As home of the legendary Ironman Triathlon, big wave surfing over ultra-shallow reefs, and mountain bike runs down volcanoes, Kona, Hawaii is a paradise for the masochistic.
After a day spent in the waves or on the trails around Kona a few cuts and bruises are commonplace, which makes squeezing in 18 holes of golf between surf sessions or rides a nice respite. It doesn't hurt that the Kohala coast, just north of Kona, has some of the best golf courses in the world.
The Mauna Kea resort's course is the best and most well known. It's also the oldest. Designed by Robert Trent Jones Sr. and built in 1963 the course wraps around one of the world's most idyllic beaches. The Mauna Kea resort, built by Laurance Rockefeller, was the most exclusive in the world when it opened in 1965. If you're looking for a forgiving, ego-boosting round, it's probably best to head to the Four Season's beautiful, but eminently merciful Jack Nicklaus designed Hualalai course.
Mauna Kea, on the other hand, is characteristically brutal but easily ranks in the "must play" list for any serious golfer. Extremely long (7,370 yards from the Black Championship tees and a rating/slope of 76.6), with heaps of elevation gain and over 120 white sand bunkers surrounding raised greens.

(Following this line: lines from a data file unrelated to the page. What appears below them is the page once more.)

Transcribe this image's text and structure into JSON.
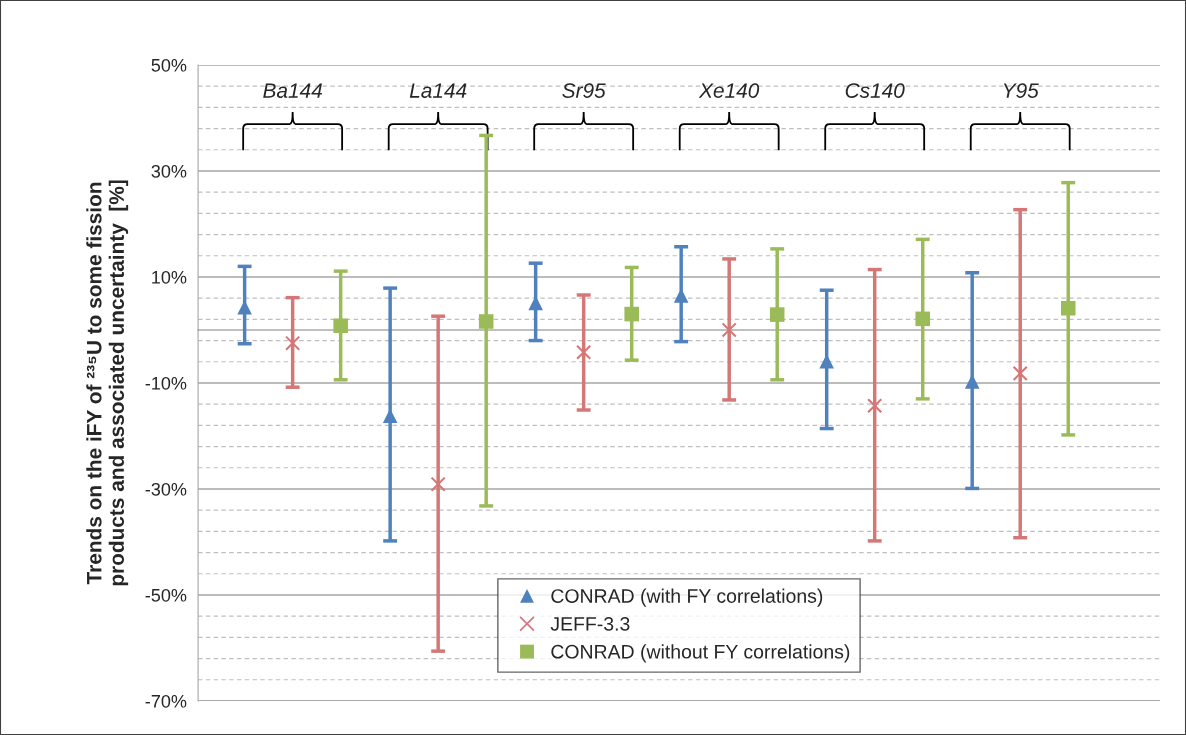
{
  "chart_data": {
    "type": "scatter",
    "categories": [
      "Ba144",
      "La144",
      "Sr95",
      "Xe140",
      "Cs140",
      "Y95"
    ],
    "ylabel": "Trends on the iFY of ²³⁵U to some fission\nproducts and associated uncertainty  [%]",
    "series": [
      {
        "name": "CONRAD (with FY correlations)",
        "color": "#4f81bd",
        "marker": "triangle",
        "values": [
          4.3,
          -16.2,
          5.1,
          6.5,
          -5.9,
          -9.7
        ],
        "errors": [
          [
            -2.6,
            12.0
          ],
          [
            -39.8,
            7.9
          ],
          [
            -2.0,
            12.6
          ],
          [
            -2.2,
            15.7
          ],
          [
            -18.6,
            7.5
          ],
          [
            -29.9,
            10.8
          ]
        ]
      },
      {
        "name": "JEFF-3.3",
        "color": "#d37777",
        "marker": "cross",
        "values": [
          -2.5,
          -29.1,
          -4.2,
          0.0,
          -14.3,
          -8.2
        ],
        "errors": [
          [
            -10.8,
            6.1
          ],
          [
            -60.6,
            2.6
          ],
          [
            -15.1,
            6.6
          ],
          [
            -13.2,
            13.4
          ],
          [
            -39.8,
            11.4
          ],
          [
            -39.2,
            22.7
          ]
        ]
      },
      {
        "name": "CONRAD (without FY correlations)",
        "color": "#9bbb59",
        "marker": "square",
        "values": [
          0.8,
          1.6,
          3.0,
          2.9,
          2.1,
          4.1
        ],
        "errors": [
          [
            -9.4,
            11.1
          ],
          [
            -33.2,
            36.7
          ],
          [
            -5.7,
            11.8
          ],
          [
            -9.4,
            15.3
          ],
          [
            -13.0,
            17.1
          ],
          [
            -19.8,
            27.8
          ]
        ]
      }
    ],
    "ylim": [
      -70,
      50
    ],
    "yticks": [
      {
        "value": 50,
        "label": "50%"
      },
      {
        "value": 46,
        "label": null
      },
      {
        "value": 42,
        "label": null
      },
      {
        "value": 38,
        "label": null
      },
      {
        "value": 34,
        "label": null
      },
      {
        "value": 30,
        "label": "30%"
      },
      {
        "value": 26,
        "label": null
      },
      {
        "value": 22,
        "label": null
      },
      {
        "value": 18,
        "label": null
      },
      {
        "value": 14,
        "label": null
      },
      {
        "value": 10,
        "label": "10%"
      },
      {
        "value": 6,
        "label": null
      },
      {
        "value": 2,
        "label": null
      },
      {
        "value": -2,
        "label": null
      },
      {
        "value": -6,
        "label": null
      },
      {
        "value": -10,
        "label": "-10%"
      },
      {
        "value": -14,
        "label": null
      },
      {
        "value": -18,
        "label": null
      },
      {
        "value": -22,
        "label": null
      },
      {
        "value": -26,
        "label": null
      },
      {
        "value": -30,
        "label": "-30%"
      },
      {
        "value": -34,
        "label": null
      },
      {
        "value": -38,
        "label": null
      },
      {
        "value": -42,
        "label": null
      },
      {
        "value": -46,
        "label": null
      },
      {
        "value": -50,
        "label": "-50%"
      },
      {
        "value": -54,
        "label": null
      },
      {
        "value": -58,
        "label": null
      },
      {
        "value": -62,
        "label": null
      },
      {
        "value": -66,
        "label": null
      },
      {
        "value": -70,
        "label": "-70%"
      }
    ],
    "grid": "y",
    "legend": "bottom"
  }
}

The course's signature third hole is a masterpiece. Horseshoeing around the cobalt blue Pacific Ocean rimmed by lava rock and deep bunkers along with a stiff onshore breeze, the gratification of sticking one close to the pin here is immense and pars feel like birdies.
After your round, grab lunch in the clubhouse to exchange war stories with other players all bound together by Mauna Kea's challenge. A stiff blended beachside cocktail and swim in the rare gentle waves and sandy water of the resort's world famous Kauna'oa Beach is a nice recovery option as well.